Seule certaines catégories bien spécifiques avaient la chance de pénétrer l'antre de la bête, comme par exemple:
Les amis de longue date accompagnés d'un pack de bières, ces fameux pépiniéristes rastas aux yeux rouges et aux mains pleines et des gonzesses aux seins énormes, à la virginité douteuse, dont la pudeur se serait perdue sur le chemin en même temps que leur petite culotte (Une catégorie, hélas pour lui, beaucoup moins représentée devant sa porte).
Je frappe... Rien... J'entre. J'aperçois mon vieil ami.
Il se tourne vers moi l'air inquiet, le regard dur, me faisant signe de la main de ne surtout pas parler et de me déplacer avec la plus extrême prudence.
Rampant sur la moquette percée de trous de boulettes et maculée de liquides douteux, j’atteins péniblement le canapé et grimpe dessus sans le moindre bruit.
Mon ami est nerveux, tendu, en éveil comme il ne l'a sans doute jamais été.
Je lui demande à mi-voix ce qu'il se passe; vif comme l'éclair, il met sa main devant ma bouche en regardant méfiant autour de lui et me montre l'écran de sa télévision d'un signe de la tête.
Un homme. Un homme seul à l'assaut d'un cargo bourré jusqu'à la gueule de "motherfuckers" de première.
Largué pour foutre le rifle sur un tanker qui abriterait un nouveau prototype de Metal Gear développé par l'US Marines.
Mais le piège vient de se refermer sur le joli petit cul de Solid Snake.
Seul contre tous. Mon pote me regarde, la peur se lit sur son visage.
Ne dis rien ma couille, j'ai pigé ! A toi de jouer cowboy !!
Planquer des plombes derrière un pylône attendant une saloperie de garde pour le shooter en pleine tronche, ne pas oublier de planquer sa carcasse encore fumante dans ces casiers de rangements pour ne pas alerter la garde.
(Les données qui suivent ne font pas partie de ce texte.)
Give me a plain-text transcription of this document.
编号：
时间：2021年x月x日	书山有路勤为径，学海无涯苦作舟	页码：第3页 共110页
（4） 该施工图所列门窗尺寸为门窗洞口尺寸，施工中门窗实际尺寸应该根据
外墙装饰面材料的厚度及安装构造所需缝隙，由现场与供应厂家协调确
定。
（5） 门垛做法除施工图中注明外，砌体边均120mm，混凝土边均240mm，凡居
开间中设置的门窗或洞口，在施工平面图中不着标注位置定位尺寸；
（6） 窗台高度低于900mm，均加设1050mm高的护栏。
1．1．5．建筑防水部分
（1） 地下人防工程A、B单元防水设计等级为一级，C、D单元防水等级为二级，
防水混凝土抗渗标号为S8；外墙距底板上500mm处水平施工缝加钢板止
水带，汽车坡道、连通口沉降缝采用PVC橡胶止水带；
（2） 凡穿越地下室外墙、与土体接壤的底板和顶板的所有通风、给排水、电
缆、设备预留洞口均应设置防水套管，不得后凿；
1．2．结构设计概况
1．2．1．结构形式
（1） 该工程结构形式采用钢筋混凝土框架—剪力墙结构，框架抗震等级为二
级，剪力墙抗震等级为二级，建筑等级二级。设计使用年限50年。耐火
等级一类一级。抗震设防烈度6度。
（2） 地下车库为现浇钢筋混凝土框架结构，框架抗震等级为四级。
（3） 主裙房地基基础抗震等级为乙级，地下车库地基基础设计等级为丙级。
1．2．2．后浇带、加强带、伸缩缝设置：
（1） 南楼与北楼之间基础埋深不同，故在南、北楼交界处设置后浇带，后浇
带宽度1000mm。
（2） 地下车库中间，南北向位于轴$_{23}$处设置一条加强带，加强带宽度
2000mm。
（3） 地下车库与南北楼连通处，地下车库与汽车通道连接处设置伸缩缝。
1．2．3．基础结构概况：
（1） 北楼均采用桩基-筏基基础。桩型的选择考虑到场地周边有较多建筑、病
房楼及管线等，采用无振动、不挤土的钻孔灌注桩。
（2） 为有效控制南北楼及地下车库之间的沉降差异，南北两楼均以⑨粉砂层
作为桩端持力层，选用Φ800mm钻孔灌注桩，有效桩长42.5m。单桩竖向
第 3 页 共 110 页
Surprendre ces enfoirés qui veulent faire péter notre bonne vieille planète, en leur lançant un "Freeze !" d'outre-tombe avant de leur tirer un coup de pistolet hypodermique dans les roubignoles.
Se planquer sous des caisses, se faufiler à la vitesse de l'éclair, devenir un fantôme, une ombre.
Un putain de ninja avec la gueule de Kurt Russel.
Il est là son devoir !!
C'est une aventure extraordinaire. C'est l'immersion complète dans le virtuel et l' "infiltration game" à son apogée.
La révélation que le jeu vidéo n'est pas que ce triste chemin balisé que l'on suit bêtement jusqu'à la révélation finale aussi fade qu'un épisode de "Joséphine Ange Gardien".
Kojima ne crée pas que des jeux, Kojima est un créateur d'émotions, un inventeur de mondes.
Un alchimiste manipulateur qui transforme ta manette de "Play" en fusil mitrailleur, ton canapé crasseux en pétrolier infesté de mercenaires de tout poils et ton ami bedonnant et "bédo" nnant en un soldat d'élite surentraîné.
Je me levais et partis discrètement, laissant mon ami aux prises avec l'odieux Revolver Ocelot.
Je me retournais avant de fermer sa porte d'entrée et je le vis. Un ventre tendu et rond comme un ballon où trônait fièrement un reste de curly entre les plis de son tee-shirt "Megadeth", des yeux rouge sang mi-clos fixant cette lumière cathodique et ce joint, ce bédo, ce merveilleux trois-feuilles en train de s'éteindre paisiblement entre ses lèvres séchées par la concentration. Un héros.
T'es un héros mon pote ! Tout simplement.